Should your Elasticsearch cluster back multiple properties, you can use all the capabilities of this guide on named feature stores, simply by:

PUT _ltr/wikipedia

Then the same API in this guide applies to this feature store, for example to create a feature set:

POST _ltr/wikipedia/_featureset/attempt_1
{
   "featureset": {
        "features": [
            {
                "name": "title_query",
                "params": [
                    "keywords"
                ],
                "template_language": "mustache",
                "template": {
                    "match": {
                        "title": "{{keywords}}"
                    }
                }
            }
        ]
   }
}

And of course you can delete a featureset:

DELETE _ltr/wikipedia/_featureset/attempt_1

Model Caching

The plugin uses an internal cache for compiled models.

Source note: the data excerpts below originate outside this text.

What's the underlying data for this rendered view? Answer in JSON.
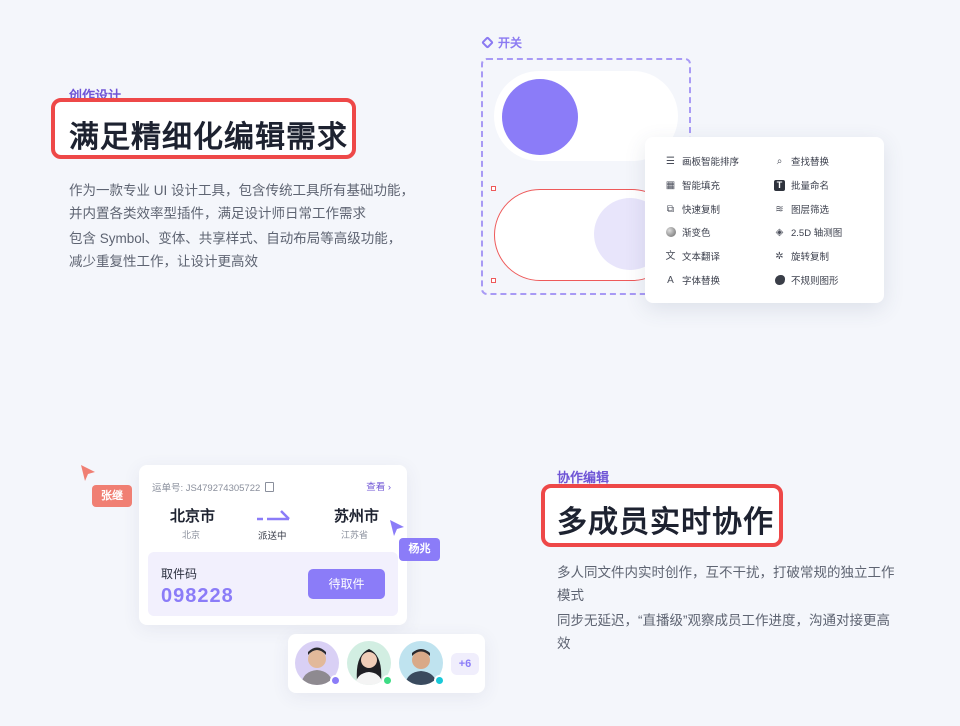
{
  "section_design": {
    "eyebrow": "创作设计",
    "headline": "满足精细化编辑需求",
    "para1": "作为一款专业 UI 设计工具，包含传统工具所有基础功能，并内置各类效率型插件，满足设计师日常工作需求",
    "para2": "包含 Symbol、变体、共享样式、自动布局等高级功能，减少重复性工作，让设计更高效"
  },
  "switch_demo": {
    "tag": "开关",
    "colors": {
      "accent": "#8b7cf8",
      "selection": "#ee5a5a",
      "knob_off": "#e8e5fb"
    }
  },
  "feature_menu": {
    "left": [
      {
        "label": "画板智能排序",
        "icon": "sort-bars-icon"
      },
      {
        "label": "智能填充",
        "icon": "grid-fill-icon"
      },
      {
        "label": "快速复制",
        "icon": "copy-squares-icon"
      },
      {
        "label": "渐变色",
        "icon": "gradient-circle-icon"
      },
      {
        "label": "文本翻译",
        "icon": "translate-icon"
      },
      {
        "label": "字体替换",
        "icon": "font-replace-icon"
      }
    ],
    "right": [
      {
        "label": "查找替换",
        "icon": "find-replace-icon"
      },
      {
        "label": "批量命名",
        "icon": "text-t-icon"
      },
      {
        "label": "图层筛选",
        "icon": "layers-icon"
      },
      {
        "label": "2.5D 轴测图",
        "icon": "cube-icon"
      },
      {
        "label": "旋转复制",
        "icon": "rotate-dots-icon"
      },
      {
        "label": "不规则图形",
        "icon": "blob-shape-icon"
      }
    ]
  },
  "section_collab": {
    "eyebrow": "协作编辑",
    "headline": "多成员实时协作",
    "para1": "多人同文件内实时创作，互不干扰，打破常规的独立工作模式",
    "para2": "同步无延迟，“直播级”观察成员工作进度，沟通对接更高效"
  },
  "parcel_card": {
    "tracking_label": "运单号: JS479274305722",
    "view_link": "查看 ›",
    "from_city": "北京市",
    "from_province": "北京",
    "status": "派送中",
    "to_city": "苏州市",
    "to_province": "江苏省",
    "pickup_label": "取件码",
    "pickup_code": "098228",
    "pickup_button": "待取件"
  },
  "cursors": {
    "user1": {
      "name": "张继",
      "color": "#f07f73"
    },
    "user2": {
      "name": "杨兆",
      "color": "#8b7cf8"
    }
  },
  "members": {
    "more_count": "+6",
    "status_colors": [
      "#8b7cf8",
      "#3ddc84",
      "#19c8d8"
    ]
  }
}
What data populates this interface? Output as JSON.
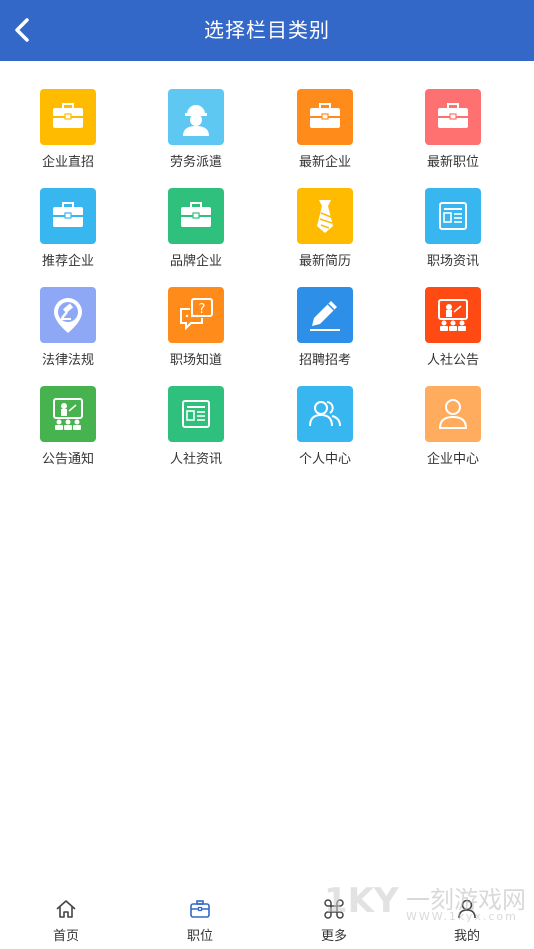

Clear the cache for a feature store to force models to be recompiled:

POST /_ltr/_clearcache

Get cluster wide cache statistics for this store:

GET /_ltr/_cachestats

Characteristics of the internal cache can be controlled with these node settings:

# limit cache usage to 12 megabytes (defaults to 10mb or max_heap/10 if lower)
ltr.caches.max_mem: 12mb
# Evict cache entries 10 minutes after insertion (defaults to 1hour, set to 0 to disable)
ltr.caches.expire_after_write: 10m
# Evict cache entries 10 minutes after access (defaults to 1hour, set to 0 to disable)
ltr.caches.expire_after_read: 10m